AGN-151587, also known as EDIT-101, facilitates AAV-mediated editing by way of Editas' proprietary Staphylococcus aureus Cas9 (SaCas9) enzyme. It uses an AAV5 vector to deliver DNA encoding SaCas9 and two guide RNAs to photoreceptor cells in the eye. The approach is designed to "eliminate a disease-causing A to G nucleotide change in a noncoding region, or intron, of the CEP290 gene by cutting out that nucleotide and surrounding DNA," the company explained in a recent regulatory filing.
Editas and Allergan's primary competition in the LCA space comes from Proqr Therapeutics NV, which is recruiting patients for a pivotal trial of its own LCA10 candidate, sepofarsen, following a successful phase I/II study. It that trial, sepofarsen was observed to be well-tolerated with "rapid, significant and durable improvements" in vision maintained at month 12 of evaluation, the company reported. Top-line data from Proqr's study, called Illuminate, are expected during the first half of 2021.
Meanwhile, Editas is carrying ahead with other programs in its pipeline, including EDIT-102, a potential in vivo therapy for Usher syndrome 2A – another area of competition with Proqr – and EDT-301, a preclinical candidate from the other pillar of Editas' platform, engineered cell medicines. That platform, which focuses on editing cells outside the body before administering them to patients, is focused on hemoglobinopathies, starting with sickle cell disease and beta-thalassemia.
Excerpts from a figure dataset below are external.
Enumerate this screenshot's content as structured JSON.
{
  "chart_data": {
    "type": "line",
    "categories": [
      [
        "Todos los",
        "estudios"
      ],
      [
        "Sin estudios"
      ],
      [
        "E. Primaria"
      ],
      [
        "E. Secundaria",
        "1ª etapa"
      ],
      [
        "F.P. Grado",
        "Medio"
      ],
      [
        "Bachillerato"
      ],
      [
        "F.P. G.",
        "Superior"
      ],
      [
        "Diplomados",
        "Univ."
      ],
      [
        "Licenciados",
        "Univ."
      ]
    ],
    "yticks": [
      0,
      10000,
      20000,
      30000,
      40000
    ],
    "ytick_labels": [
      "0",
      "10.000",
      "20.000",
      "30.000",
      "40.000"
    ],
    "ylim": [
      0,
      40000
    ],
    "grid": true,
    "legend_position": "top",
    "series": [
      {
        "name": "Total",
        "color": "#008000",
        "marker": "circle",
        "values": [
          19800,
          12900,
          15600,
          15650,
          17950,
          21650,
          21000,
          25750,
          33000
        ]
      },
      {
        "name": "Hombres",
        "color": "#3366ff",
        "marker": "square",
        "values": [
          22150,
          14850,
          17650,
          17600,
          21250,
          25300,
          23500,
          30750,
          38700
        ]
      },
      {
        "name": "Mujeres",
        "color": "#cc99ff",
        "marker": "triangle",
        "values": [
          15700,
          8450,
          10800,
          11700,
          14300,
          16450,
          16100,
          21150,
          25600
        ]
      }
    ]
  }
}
Editas' 2020 priorities, outlined by company President and CEO Cynthia Collins at Cowen and Co.'s 40th Annual Health Care Conference on Wednesday, include filing an IND for EDIT-301 and arriving at a development candidate for autosomal dominant retinitis pigmentosa 4, both by the end of 2020. Collins said her team will also seek to leverage its learnings from AAV in other therapeutic areas, such as neurological diseases.
The company is also developing its oncology efforts, in which Collins said the company sees opportunities to provide "off-the-shelf convenience with the ability to perform an essentially infinite number of genetic changes." Within the company's wholly owned oncology programs, it’s primarily focused on using engineered NK cells from induced pluripotent stem cells and healthy donor-derived NK cells edited to treat solid tumors. The company is collaborating with Bluerock and Sandhill Therapeutics Inc. to advance its technical capabilities in engineered cell medicines.
In November 2019, Editas said it amended its collaboration with Celgene Corp. (now Bristol-Myers Squibb Co.) to limit that partnership to just alpha-beta T-cell medicines, regaining rights to develop gamma delta T-cell therapies for the treatment of cancer and autoimmune diseases.
Shares of Editas (NASDAQ:EDIT) rose $1.05, or 4.8%, to close March 4 at $23.01.